A woman in a coral windbreaker peeks through cattails on the periphery of a marsh, her rubber boots camouflaged by vegetation and mud as she strains, clipboard in hand, to detect signs of amphibian life. A frog hops into a beam of sunlight through the dense flora and she marks a tick on her clipboard. She takes a picture, records her observations, and continues strolling along the wetland.
The woman is one of 82 citizen scientists volunteering with Call of the Wetland, a Calgary-based project that measures amphibian activity in local wetlands to better understand urban ecosystems and, by extension, inform developers before they build on sensitive lands. The group will monitor 60 of Calgary’s 4,000 wetlands from April to August over the next three years.
The presence or absence of amphibians “can tell you a lot about the water quality and general health of the ecosystem,” says Lea Randall, a conservation research population ecologist with the Calgary Zoo.
“[They] are among the first species to disappear when ecosystems are unhealthy or fragmented and thus can be important first indicators that an ecosystem is losing biodiversity,” she says.

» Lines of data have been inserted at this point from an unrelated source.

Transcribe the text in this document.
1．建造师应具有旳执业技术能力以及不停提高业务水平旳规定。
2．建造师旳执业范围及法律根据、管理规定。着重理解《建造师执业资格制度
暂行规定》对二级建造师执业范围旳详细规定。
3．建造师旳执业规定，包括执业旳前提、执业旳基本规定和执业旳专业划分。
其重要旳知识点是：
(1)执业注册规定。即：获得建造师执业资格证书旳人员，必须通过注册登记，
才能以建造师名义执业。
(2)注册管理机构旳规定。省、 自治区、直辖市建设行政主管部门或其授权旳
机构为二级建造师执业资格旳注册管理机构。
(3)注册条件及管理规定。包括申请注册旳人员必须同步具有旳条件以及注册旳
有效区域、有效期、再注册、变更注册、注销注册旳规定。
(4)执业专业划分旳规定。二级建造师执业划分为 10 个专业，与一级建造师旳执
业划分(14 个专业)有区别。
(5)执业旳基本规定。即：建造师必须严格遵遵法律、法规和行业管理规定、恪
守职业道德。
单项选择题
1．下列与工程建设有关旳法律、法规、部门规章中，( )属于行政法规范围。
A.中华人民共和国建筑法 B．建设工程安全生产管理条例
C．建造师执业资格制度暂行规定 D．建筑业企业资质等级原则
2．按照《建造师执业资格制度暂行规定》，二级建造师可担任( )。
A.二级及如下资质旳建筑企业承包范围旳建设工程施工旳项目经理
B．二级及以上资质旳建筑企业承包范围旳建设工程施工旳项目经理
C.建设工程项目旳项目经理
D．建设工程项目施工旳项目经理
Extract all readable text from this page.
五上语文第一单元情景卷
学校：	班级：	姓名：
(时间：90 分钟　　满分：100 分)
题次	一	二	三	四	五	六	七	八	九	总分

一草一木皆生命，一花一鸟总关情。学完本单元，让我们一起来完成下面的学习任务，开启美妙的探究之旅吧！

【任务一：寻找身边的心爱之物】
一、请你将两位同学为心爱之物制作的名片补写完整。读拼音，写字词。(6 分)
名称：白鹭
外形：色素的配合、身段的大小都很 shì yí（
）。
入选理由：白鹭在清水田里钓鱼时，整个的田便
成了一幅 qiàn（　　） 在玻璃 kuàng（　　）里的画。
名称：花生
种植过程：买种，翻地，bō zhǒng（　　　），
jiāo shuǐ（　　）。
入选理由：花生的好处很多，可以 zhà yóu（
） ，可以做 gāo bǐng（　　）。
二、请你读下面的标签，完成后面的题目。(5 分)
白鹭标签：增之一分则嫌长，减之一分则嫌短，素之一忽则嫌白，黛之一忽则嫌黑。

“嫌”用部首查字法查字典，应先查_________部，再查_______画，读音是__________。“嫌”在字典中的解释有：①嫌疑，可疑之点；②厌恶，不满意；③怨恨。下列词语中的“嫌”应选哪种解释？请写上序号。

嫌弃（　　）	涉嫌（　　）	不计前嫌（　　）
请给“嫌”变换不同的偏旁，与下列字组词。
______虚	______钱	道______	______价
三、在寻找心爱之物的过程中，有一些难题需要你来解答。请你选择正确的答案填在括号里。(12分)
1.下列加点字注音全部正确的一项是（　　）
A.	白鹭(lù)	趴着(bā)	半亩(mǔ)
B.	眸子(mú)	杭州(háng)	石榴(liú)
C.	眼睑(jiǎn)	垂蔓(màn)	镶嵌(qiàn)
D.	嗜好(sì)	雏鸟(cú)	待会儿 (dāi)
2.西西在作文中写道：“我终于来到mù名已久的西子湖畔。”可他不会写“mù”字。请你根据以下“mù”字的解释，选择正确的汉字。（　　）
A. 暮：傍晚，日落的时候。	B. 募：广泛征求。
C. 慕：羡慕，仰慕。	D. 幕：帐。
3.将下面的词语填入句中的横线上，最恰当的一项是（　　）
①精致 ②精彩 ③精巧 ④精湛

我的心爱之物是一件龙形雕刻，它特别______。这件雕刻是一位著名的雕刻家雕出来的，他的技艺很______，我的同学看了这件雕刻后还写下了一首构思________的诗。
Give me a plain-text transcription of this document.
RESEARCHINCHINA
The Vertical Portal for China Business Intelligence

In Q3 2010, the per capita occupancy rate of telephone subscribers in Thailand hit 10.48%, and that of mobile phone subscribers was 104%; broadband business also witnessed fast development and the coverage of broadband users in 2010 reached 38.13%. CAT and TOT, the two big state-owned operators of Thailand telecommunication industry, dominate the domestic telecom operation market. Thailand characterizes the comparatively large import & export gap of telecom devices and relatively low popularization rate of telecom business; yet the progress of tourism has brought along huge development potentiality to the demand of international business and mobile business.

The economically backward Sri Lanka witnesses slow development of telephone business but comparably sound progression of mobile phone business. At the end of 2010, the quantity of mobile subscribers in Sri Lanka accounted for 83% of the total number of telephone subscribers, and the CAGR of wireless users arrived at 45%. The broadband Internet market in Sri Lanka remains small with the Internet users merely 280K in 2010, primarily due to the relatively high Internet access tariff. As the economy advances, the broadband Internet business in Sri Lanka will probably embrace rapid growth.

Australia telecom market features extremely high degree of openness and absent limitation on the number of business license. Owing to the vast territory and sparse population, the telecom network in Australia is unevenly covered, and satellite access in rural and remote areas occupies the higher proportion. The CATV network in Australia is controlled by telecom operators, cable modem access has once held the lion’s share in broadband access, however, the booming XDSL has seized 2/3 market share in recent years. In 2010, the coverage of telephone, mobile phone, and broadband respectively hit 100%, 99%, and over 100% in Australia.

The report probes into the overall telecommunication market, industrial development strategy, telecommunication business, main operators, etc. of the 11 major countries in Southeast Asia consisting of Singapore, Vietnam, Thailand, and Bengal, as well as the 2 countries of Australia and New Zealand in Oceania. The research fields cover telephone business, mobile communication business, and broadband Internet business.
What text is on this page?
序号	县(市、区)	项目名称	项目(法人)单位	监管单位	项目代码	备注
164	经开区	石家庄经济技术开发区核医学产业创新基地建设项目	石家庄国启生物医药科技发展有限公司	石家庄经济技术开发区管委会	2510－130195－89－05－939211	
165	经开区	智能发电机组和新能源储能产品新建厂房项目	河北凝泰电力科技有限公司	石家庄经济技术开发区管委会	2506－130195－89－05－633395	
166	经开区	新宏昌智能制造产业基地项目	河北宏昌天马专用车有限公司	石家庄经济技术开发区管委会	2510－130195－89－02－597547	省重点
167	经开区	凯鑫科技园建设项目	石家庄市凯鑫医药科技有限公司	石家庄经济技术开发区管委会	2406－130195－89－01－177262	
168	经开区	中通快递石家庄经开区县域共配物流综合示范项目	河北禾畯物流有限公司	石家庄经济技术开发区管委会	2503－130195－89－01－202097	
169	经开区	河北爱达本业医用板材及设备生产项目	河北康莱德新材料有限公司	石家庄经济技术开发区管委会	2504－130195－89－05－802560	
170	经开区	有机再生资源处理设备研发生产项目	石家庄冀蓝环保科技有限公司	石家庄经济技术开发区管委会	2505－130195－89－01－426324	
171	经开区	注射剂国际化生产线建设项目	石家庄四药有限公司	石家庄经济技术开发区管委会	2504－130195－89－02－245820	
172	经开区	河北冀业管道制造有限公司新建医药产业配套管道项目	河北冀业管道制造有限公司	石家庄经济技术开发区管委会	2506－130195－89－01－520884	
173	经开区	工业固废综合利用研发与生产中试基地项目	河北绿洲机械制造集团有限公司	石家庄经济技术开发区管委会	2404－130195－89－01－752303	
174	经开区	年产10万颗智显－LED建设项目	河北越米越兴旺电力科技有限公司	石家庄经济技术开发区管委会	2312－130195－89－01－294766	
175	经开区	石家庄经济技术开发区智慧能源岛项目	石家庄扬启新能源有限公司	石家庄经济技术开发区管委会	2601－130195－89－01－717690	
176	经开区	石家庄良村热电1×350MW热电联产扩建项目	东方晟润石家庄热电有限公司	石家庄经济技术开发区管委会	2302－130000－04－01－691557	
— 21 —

Currently, there are six amphibian species in the Calgary area, three of which are labelled at-risk. The biggest threat to these species, and wetlands in general, is development.
Canada has a poor track-record of protecting or even documenting wetlands. Local governments long considered wetlands to be wastelands, and a number of them in southern Canada were drained or filled for agriculture or development. About 90 percent of pre-settlement wetlands have been lost in Calgary. Today, many wetlands, particularly small ones called ephemeral wetlands, are threatened by development simply because there’s no record of where they are.
“That’s a huge issue, because we have dry years where ephemeral wetlands don’t show up, and then if they’re not mapped, it’s awfully difficult when you’re making decisions about development,” says Tracy Lee, senior project manager at the Miistakis Institute, a natural resource and land management non-profit organization and a coordinator for Call of the Wetland.
The City of Calgary plans to use the citizen scientists’ database to inform where developments are permitted without destroying sensitive ecologies.
“I think Call of the Wetland will draw attention to [wetlands] as an important feature in the landscape, and will hopefully create a culture of caring about them,” says Lee. “If you have people that are knowledgeable and care about something, then it has a voice.”